According to an analysis by Lee Wanghui, a professor of political diplomacy at Asia University in South Korea, if the US government pressures South Korea to adopt a similar stance, Korean semiconductor companies with huge investments in China may suffer serious losses, and the international competitiveness of Samsung Electronics and SK Hynix will decline. If South Korean companies interrupt their investment in China's semiconductor production facilities, the South Korean economy will face the "triple suffering" of sluggish exports, trade deficits, and economic downturn.
"American companies are not fully supportive"
The Politician reported that the recent restrictions on China's technology investment by the United States may cause tension in US China relations, but analysts believe that the restrictions will not change the overall trajectory of China's recovery. China has a constantly developing domestic investment ecosystem, and there are also investors from outside the United States who are interested in providing funding for Chinese enterprises.
Paul Danzman, an international research professor at Indiana University in the United States, believes that although the United States is making its restrictive measures more targeted, the nature of some related technologies is unclear, which may increase business costs, isolate the United States from technological progress, and ultimately harm its interests.

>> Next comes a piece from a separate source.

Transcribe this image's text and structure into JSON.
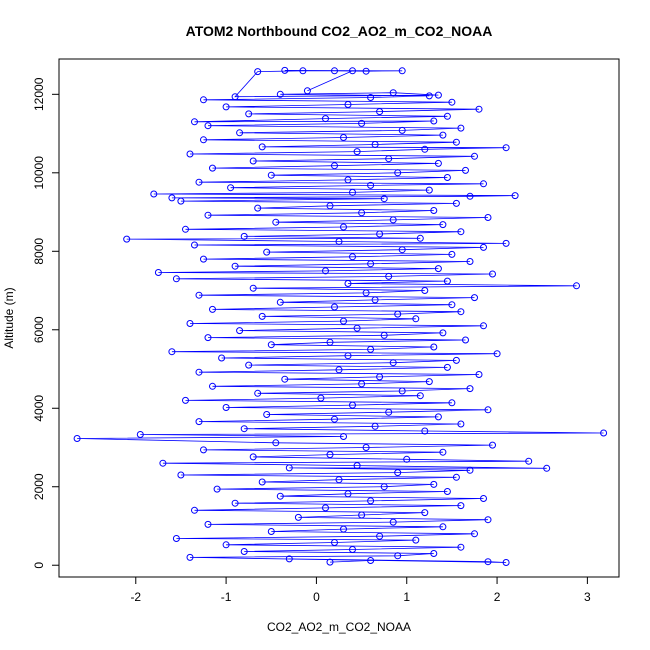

Due to concerns about sales losses caused by sanctions, CEOs of Intel, Qualcomm, and Nvidia went to Washington last month to lobby in an attempt to persuade the Biden administration to postpone or reduce restrictions. Sources have revealed that the Biden administration's originally planned investment restrictions also included investment in the electric vehicle industry. Meikler, a partner at Cherry Lane Investment Company in New Jersey, believes that the technology war between the United States and China will have a significant negative impact, and the US government seems to be less eager to provoke China too much.
According to The Asian Economy, American companies are currently not fully supportive of the Biden administration's restrictions on China. Silicon Valley and Wall Street have always been friendly towards China, but if investment restrictions are extended to other emerging industries such as biology and batteries, it is not ruled out that their future investment strategies in China may change.